Long before she was given the title of Lieutenant Guntour, Coleman grew up roaming the halls of the Capitol as a child while her father served in office.

said Lieutenant Governor Coleman.

And the governor’s little girl was there to see Nettie Depp’s unveiling, and she says the statue is a symbol of what she and Governor Andy Beshear fight for every day.

“Governor Bashir and I both have great respect for the work our teachers do, we elevate them every day, we are the premier education department,” said Lt. Colman Coleman.

In a recent report, the governor saw nearly 11,000 teacher positions open in the state, he says, due to the pandemic and years of denial of pay increases.

Lieutenant Guntur says that years ago she witnessed the attack on public education in Frankfurt.

“I always say to teachers and retired teachers that I have your back, we have your back. And to change the whole discourse around the teaching profession I think is really important because for so many years there has really been an outright disrespect from our senior leaders and it will take some time to undo that,” Lt. Coleman said.

In October, Governor Bashir released his Education First plan. Some of his calls include a five percent increase for every Kentucky school employee.

He is again calling on lawmakers to fund a universal preschool and full-day kindergarten.

It’s something the governor says is vital in setting students up for success.

“I can’t tell you the difference it will make in a child’s life trajectory to get to comprehensive pre-kindergarten, an entire generation of children,” said Lt. Coleman Coleman.

To help set the price for the education-first plan, the lieutenant governor points to a record-breaking revenue surplus.

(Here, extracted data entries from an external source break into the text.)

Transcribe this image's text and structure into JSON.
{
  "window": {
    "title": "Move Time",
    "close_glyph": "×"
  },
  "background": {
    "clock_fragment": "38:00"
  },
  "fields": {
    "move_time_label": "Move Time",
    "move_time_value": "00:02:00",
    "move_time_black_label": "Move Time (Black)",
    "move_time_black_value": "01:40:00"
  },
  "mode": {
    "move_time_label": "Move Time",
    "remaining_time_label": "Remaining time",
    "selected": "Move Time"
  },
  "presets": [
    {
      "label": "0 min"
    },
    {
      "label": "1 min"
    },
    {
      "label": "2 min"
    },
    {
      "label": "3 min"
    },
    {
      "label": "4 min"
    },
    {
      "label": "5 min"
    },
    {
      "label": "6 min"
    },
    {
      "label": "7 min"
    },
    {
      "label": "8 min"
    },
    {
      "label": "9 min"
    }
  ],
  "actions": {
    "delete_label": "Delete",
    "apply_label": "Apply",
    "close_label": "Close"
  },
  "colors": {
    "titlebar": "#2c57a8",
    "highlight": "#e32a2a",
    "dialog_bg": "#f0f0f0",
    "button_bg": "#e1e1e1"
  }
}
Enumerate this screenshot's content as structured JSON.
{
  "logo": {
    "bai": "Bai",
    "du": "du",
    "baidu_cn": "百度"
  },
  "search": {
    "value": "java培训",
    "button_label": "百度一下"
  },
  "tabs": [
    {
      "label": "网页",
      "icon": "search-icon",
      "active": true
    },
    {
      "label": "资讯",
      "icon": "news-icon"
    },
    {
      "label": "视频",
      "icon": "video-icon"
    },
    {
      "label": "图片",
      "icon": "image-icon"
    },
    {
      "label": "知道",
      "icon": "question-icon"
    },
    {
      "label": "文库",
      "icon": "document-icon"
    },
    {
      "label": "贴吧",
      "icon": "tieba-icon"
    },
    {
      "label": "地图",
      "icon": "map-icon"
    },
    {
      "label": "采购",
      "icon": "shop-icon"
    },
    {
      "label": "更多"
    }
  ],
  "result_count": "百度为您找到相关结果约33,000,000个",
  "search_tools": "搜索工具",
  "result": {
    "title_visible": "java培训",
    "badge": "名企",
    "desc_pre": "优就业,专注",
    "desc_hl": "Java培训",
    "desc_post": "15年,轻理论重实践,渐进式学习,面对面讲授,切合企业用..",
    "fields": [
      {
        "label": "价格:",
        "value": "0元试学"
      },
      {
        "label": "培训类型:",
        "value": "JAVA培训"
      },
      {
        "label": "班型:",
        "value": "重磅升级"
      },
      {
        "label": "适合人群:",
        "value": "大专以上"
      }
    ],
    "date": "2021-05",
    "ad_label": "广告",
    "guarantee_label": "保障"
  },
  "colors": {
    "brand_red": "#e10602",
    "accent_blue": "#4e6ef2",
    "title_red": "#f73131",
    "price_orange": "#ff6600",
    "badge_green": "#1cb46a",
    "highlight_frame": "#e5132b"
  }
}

Lieutenant Coleman said, “If we invested in universal pre-kindergarten for every 4-year-old and a 5% increase for every school employee across the state, we would still have the third largest budget surplus in Kentucky history.”

As a teacher first, Lt. Governor knows a good lesson plan when she sees it and hopes that what she and Governor Bashir put forward is one that even Niti Deb will approve of to try and inspire more teachers like her.

“If you want to change your society and the Commonwealth, and this world become a teacher,” said Lieutenant Governor Coleman.

The education plan will first be brought before lawmakers during the 2023 regular session.

The plan also calls for a student loan forgiveness program for teachers and a restoration of their pensions.

We asked Lt. Coleman about the upcoming 2023 race for governor of Kentucky, and she said she’d be on that ticket and ready to fight even harder for Kentucky educators.